C’è anche un poliziotto di Eboli tra gli indagati dell’inchiesta sul cyberspionaggio

C’è anche l’ebolitano Maurizio Mazzella, agente della Polizia stradale, tra gli indagati per favoreggiamento nell’inchiesta sullo spionaggio informatico: lavorava per conto di Giulio Occhionero e spiava il pubblico ministero che sta portando avanti le indagini. Mazzella, che lo scorso agosto è stato sospeso dal servizio dopo aver presentato dei certificati medici falsi, è stato intercettato proprio mentre parlava con Occhionero offrendo il proprio aiuto. Aiuto che si è concretizzato nello spiare Eugenio Albamonte, il pubblico ministero titolare dell’inchiesta sul cyberspionaggio. Il compito di Mazzella era quello di indagare su email, documenti, vita privata e movimenti del magistrato, tenendo sempre aggiornato Occhionero. Maurizio Mazzella è entrato giovanissimo in Polizia. Dopo diversi anni a Roma è stato trasferito alla Polstrada di Sala Consilina. Coinvolto insieme a un medico e alla segretaria dello studio medico nella storia dei certificati falsi, partita dalla denuncia di un collega, viene assolto e riprende servizio a Salerno, quindi si trasferisce a Roma ed entra a far parte della segreteria politica del senatore Giovanardi. Appassionato di politica, nel 2005 si è candidato al Consiglio comunale di Eboli.

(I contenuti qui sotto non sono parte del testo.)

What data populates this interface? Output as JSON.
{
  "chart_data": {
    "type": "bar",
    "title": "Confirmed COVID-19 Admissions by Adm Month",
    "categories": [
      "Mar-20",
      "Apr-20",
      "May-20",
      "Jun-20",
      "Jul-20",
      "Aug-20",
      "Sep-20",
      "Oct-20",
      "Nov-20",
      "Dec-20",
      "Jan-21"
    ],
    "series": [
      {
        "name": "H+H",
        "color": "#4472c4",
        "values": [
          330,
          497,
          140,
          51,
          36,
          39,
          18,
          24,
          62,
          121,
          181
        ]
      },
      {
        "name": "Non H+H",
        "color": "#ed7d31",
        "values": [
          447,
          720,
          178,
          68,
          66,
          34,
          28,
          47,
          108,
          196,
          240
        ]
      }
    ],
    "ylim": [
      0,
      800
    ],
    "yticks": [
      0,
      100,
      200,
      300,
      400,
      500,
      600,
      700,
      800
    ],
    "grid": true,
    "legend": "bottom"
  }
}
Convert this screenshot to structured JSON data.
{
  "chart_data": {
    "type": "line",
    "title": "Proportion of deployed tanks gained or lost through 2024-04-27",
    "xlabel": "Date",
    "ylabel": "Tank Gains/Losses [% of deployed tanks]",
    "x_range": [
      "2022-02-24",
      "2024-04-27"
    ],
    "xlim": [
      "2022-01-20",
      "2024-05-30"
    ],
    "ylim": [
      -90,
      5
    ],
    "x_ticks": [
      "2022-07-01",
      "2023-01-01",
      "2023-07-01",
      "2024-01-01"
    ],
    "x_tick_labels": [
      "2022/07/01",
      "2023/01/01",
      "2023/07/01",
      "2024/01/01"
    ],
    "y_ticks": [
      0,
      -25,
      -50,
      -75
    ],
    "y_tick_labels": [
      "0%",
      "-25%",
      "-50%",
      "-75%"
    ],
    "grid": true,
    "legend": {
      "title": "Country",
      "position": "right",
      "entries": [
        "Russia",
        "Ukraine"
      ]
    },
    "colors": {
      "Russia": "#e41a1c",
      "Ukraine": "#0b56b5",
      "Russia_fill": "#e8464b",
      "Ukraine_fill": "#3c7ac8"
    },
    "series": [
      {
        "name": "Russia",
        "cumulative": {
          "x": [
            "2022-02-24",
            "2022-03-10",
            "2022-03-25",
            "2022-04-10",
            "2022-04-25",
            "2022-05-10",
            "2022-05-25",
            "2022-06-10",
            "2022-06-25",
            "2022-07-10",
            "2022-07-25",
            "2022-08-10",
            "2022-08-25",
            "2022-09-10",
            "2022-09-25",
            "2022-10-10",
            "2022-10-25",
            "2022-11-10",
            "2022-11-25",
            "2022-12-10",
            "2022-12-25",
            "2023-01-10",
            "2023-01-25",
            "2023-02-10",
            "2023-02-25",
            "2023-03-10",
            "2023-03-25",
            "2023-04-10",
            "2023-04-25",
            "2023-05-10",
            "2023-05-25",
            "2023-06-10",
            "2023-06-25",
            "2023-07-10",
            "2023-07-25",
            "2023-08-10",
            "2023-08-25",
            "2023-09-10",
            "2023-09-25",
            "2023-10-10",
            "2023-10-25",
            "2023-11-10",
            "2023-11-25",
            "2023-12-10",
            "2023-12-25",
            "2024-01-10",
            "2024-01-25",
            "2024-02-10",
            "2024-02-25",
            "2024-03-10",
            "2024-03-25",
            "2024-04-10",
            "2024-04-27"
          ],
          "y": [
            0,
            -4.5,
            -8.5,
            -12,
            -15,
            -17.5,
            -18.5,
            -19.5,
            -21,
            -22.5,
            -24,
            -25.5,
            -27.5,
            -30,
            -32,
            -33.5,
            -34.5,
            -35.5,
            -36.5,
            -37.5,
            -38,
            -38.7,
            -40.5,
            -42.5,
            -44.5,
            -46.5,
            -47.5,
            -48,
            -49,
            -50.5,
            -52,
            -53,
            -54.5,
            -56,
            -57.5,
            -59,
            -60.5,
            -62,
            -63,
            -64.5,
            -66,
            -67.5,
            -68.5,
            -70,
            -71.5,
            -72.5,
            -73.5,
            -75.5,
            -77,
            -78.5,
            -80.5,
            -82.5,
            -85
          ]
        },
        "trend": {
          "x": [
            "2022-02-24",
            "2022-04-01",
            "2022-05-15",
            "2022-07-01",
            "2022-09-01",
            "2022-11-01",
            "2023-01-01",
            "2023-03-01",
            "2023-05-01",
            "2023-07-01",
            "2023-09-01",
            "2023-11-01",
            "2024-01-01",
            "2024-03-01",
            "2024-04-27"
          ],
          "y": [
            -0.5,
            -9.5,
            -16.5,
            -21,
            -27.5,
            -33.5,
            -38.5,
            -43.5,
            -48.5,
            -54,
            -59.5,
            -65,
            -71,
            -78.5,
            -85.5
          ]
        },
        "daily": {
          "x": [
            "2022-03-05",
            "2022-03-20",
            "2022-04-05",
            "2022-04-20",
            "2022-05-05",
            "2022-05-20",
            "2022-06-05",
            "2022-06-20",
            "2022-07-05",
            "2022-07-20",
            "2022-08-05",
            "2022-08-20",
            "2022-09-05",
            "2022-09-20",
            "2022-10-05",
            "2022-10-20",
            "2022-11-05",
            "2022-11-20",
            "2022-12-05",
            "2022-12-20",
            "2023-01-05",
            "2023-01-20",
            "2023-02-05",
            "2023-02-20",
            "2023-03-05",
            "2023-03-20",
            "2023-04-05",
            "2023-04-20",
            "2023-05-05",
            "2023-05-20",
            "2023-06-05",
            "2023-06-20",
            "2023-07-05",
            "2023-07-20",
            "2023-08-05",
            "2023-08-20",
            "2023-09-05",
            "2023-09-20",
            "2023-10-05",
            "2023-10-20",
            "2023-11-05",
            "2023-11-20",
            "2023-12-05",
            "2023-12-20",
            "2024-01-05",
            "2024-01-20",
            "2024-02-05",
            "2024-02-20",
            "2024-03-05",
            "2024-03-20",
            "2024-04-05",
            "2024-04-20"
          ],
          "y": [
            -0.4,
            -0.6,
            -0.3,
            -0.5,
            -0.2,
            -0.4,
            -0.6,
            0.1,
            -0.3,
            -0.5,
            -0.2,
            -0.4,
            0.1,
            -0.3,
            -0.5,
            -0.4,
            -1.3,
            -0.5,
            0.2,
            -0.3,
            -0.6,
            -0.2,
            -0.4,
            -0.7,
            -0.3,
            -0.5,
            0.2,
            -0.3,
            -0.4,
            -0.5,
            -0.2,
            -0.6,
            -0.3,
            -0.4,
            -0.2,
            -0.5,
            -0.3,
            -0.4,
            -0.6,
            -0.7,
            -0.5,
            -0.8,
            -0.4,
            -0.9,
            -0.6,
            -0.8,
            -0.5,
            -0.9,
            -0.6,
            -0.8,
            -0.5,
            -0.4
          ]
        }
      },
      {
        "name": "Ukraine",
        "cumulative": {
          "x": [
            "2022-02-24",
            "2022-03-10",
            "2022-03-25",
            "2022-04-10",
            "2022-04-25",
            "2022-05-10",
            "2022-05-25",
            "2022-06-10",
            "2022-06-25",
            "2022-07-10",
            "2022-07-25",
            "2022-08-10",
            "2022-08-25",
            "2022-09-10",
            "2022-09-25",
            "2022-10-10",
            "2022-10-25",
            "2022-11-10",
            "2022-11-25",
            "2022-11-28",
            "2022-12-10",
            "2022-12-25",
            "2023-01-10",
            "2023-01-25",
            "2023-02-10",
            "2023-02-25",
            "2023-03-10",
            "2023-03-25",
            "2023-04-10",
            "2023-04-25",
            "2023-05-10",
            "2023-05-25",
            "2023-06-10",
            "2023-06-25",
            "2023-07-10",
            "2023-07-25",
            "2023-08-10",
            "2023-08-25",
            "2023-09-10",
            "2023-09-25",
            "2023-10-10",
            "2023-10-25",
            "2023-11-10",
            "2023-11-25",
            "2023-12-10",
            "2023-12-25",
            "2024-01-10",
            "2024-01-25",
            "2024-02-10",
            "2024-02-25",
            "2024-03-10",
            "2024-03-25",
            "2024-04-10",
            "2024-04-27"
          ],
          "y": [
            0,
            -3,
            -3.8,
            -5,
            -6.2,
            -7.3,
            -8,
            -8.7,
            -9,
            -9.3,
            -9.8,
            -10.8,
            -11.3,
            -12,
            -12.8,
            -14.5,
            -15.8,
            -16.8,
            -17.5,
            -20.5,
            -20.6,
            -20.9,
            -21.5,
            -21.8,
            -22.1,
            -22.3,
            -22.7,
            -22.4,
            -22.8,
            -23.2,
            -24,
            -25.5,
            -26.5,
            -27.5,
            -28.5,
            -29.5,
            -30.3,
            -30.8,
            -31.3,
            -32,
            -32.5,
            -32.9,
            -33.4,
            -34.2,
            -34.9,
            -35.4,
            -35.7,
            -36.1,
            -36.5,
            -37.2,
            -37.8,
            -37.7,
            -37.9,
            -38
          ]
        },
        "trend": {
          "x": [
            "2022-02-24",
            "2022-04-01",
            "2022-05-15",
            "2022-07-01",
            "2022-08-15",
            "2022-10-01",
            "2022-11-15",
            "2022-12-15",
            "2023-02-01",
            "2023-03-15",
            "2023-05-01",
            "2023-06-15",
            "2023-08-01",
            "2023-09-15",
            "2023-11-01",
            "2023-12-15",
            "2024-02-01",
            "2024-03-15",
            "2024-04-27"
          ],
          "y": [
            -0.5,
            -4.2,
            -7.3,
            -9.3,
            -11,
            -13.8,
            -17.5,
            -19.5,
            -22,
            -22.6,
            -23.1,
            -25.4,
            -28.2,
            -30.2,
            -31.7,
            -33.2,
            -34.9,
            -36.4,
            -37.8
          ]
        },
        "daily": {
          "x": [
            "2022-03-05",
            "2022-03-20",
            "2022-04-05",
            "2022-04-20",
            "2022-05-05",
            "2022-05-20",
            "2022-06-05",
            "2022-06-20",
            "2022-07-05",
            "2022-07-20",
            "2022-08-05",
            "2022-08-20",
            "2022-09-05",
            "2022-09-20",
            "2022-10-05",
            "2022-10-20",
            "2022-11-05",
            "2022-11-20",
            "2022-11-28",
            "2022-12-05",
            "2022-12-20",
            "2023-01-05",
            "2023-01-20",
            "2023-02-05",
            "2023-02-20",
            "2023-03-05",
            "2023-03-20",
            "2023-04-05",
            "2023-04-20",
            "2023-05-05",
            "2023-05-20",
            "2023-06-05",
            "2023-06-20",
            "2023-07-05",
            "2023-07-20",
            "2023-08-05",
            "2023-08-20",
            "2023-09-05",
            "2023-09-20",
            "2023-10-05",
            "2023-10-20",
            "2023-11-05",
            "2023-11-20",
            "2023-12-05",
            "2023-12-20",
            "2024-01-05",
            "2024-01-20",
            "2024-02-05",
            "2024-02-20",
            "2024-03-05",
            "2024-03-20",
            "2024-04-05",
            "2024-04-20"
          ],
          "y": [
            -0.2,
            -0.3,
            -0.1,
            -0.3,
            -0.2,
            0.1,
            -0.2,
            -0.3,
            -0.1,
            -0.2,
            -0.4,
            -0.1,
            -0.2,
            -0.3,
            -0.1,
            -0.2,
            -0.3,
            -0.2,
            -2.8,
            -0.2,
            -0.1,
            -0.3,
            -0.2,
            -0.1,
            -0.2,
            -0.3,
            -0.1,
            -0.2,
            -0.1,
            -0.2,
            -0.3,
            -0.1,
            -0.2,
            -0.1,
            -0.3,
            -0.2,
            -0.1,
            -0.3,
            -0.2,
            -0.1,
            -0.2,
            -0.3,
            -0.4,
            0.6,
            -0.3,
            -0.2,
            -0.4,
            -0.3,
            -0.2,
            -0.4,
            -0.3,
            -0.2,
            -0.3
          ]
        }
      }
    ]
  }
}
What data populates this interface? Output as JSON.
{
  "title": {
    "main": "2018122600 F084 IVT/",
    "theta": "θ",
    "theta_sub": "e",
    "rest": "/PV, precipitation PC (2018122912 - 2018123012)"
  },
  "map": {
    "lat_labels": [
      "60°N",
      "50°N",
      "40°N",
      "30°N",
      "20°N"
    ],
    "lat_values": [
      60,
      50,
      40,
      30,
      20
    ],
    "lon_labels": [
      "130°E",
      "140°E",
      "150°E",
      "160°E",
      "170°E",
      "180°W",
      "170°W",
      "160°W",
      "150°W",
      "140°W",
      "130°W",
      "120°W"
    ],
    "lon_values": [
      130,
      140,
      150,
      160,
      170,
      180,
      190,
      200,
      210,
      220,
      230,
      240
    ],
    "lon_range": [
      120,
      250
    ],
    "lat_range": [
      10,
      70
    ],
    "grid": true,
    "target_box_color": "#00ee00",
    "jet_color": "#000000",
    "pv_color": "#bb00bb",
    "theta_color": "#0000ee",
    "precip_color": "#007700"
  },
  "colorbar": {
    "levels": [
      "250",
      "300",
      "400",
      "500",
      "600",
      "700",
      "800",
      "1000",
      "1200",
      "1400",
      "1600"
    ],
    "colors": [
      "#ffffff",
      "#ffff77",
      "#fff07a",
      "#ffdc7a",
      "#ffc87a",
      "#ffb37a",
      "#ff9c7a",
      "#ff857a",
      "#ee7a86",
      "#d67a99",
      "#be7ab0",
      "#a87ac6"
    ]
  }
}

È stato anche per alcuni anni anche dirigente di una squadra ebolitana di calcio a 5. Occhionero avrebbe deciso di reclutare Mazzella probabilmente dopo aver scoperto di essere indagato per spionaggio informatico. Il 9 settembre scorso aveva chiesto al suo avvocato di presentare un’istanza per conoscere eventuali procedimenti in corso a suo carico, e in quell’occasione era venuto a conoscenza dell’inchiesta. A quel punto Occhionero, presumibilmente preoccupato, ha assoldato Mazzella per avere maggiori informazioni sulle mosse del pm e ha fatto sparire diversi file dal suo pc. Per otto mesi, la faccenda è rimasta nella esclusiva disponibilità, oltre che della Procura di Roma, del direttore della Polizia Postale, Roberto Di Legami, che ha ritenuto di non doverla condividere con nessuno. E che, per questo è stato rimosso dal suo incarico.